Rinsho Shinkeigaku. 2002 Sep;42(9):885-8.
A 48-year-old women was admitted to our hospital because of gradually developed spastic gait. She showed spasticity of the lower extremities with mild weakness. Laboratory tests disclosed decreased WBC and platelet counts and mild increases of transaminase and total bilirubin. Blood manganese level was markedly increased (6.0 micrograms/dl). Abdominal ultrasound showed splenomegaly, and abdominal angiography showed a dilatation of the portal and paraumbilical veins. T1-weighted MR images showed high signal intensities at the bilateral globus pallidus and cerebral peducles, and T2-weighted images showed high signal intensities at the bilateral deep white matter, posterior limbs of the internal capsule and right upper cervical spinal cord. Following the diagnosis of IPH, splenectomy was performed. The blood level of manganese decreased thereafter and her neurological deficits gradually improved. Hepatic diseases often show high signal intensities at the basal ganglia on T1-weighted images, and this seemed to be due to accumulation of manganese in our case. Because demyelination or axonal injury of the spinal cord are found in hepatic disease, we speculate that the high signal intensities at the spinal cord on T2-weighted images of our case reflect hepatic myelopathy, which may also be caused by high blood levels of manganese.

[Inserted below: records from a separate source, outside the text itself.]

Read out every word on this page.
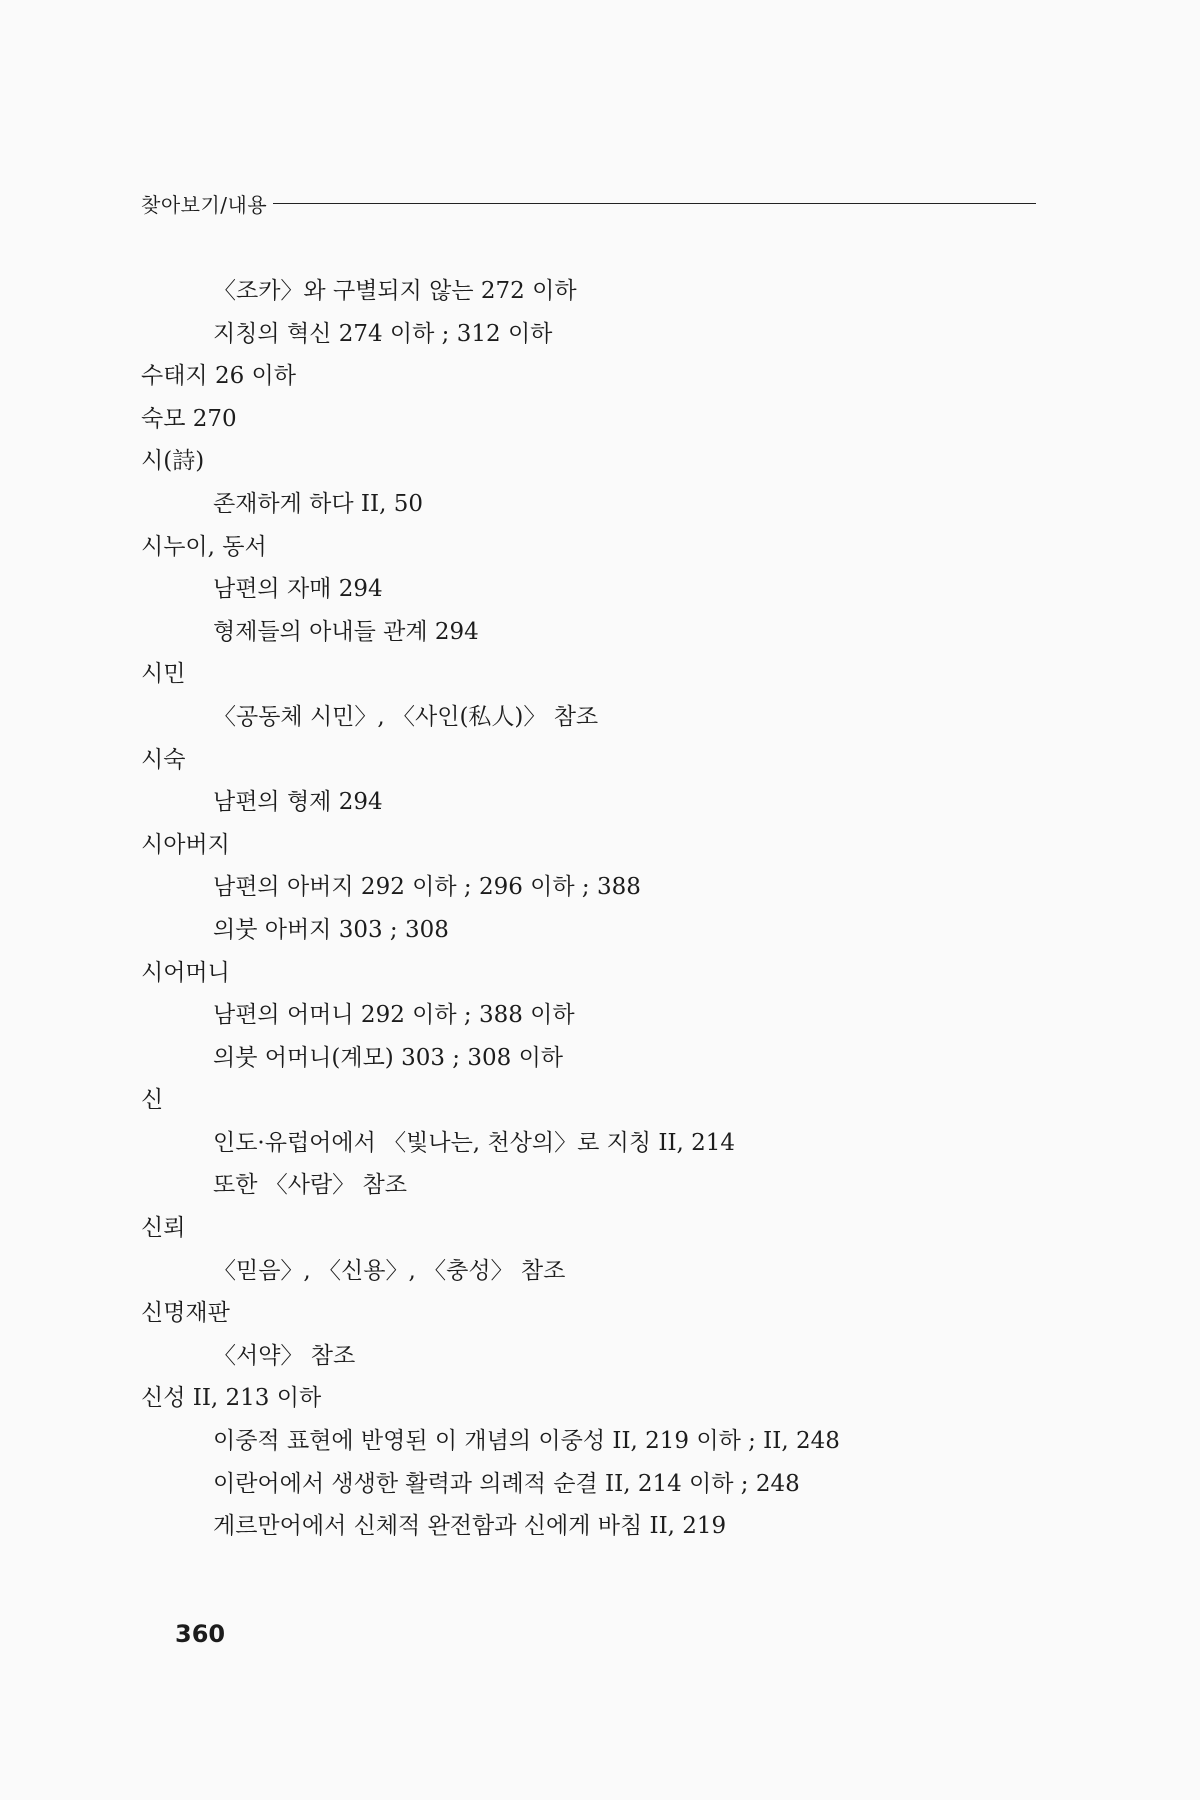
찾아보기/내용
〈조카〉와 구별되지 않는 272 이하
지칭의 혁신 274 이하 ; 312 이하
수태지 26 이하
숙모 270
시(詩)
존재하게 하다 II, 50
시누이, 동서
남편의 자매 294
형제들의 아내들 관계 294
시민
〈공동체 시민〉, 〈사인(私人)〉 참조
시숙
남편의 형제 294
시아버지
남편의 아버지 292 이하 ; 296 이하 ; 388
의붓 아버지 303 ; 308
시어머니
남편의 어머니 292 이하 ; 388 이하
의붓 어머니(계모) 303 ; 308 이하
신
인도·유럽어에서 〈빛나는, 천상의〉로 지칭 II, 214
또한 〈사람〉 참조
신뢰
〈믿음〉, 〈신용〉, 〈충성〉 참조
신명재판
〈서약〉 참조
신성 II, 213 이하
이중적 표현에 반영된 이 개념의 이중성 II, 219 이하 ; II, 248
이란어에서 생생한 활력과 의례적 순결 II, 214 이하 ; 248
게르만어에서 신체적 완전함과 신에게 바침 II, 219
360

一名48岁女性因逐渐出现的痉挛性步态入住我院。她表现为下肢痉挛伴轻度无力。实验室检查显示白细胞和血小板计数降低,转氨酶和总胆红素轻度升高。血锰水平显著升高(6.0微克/分升)。腹部超声显示脾肿大,腹部血管造影显示门静脉和脐旁静脉扩张。T1加权磁共振图像显示双侧苍白球和大脑脚呈高信号强度,T2加权图像显示双侧深部白质、内囊后肢和右上颈脊髓呈高信号强度。在诊断为肝豆状核变性后,进行了脾切除术。此后血锰水平下降,她的神经功能缺损逐渐改善。肝脏疾病在T1加权图像上常显示基底节区高信号强度,在我们的病例中这似乎是由于锰的蓄积。因为在肝脏疾病中发现脊髓脱髓鞘或轴索损伤,我们推测我们病例中T2加权图像上脊髓的高信号强度反映了肝性脊髓病,这也可能是由高血锰水平引起的。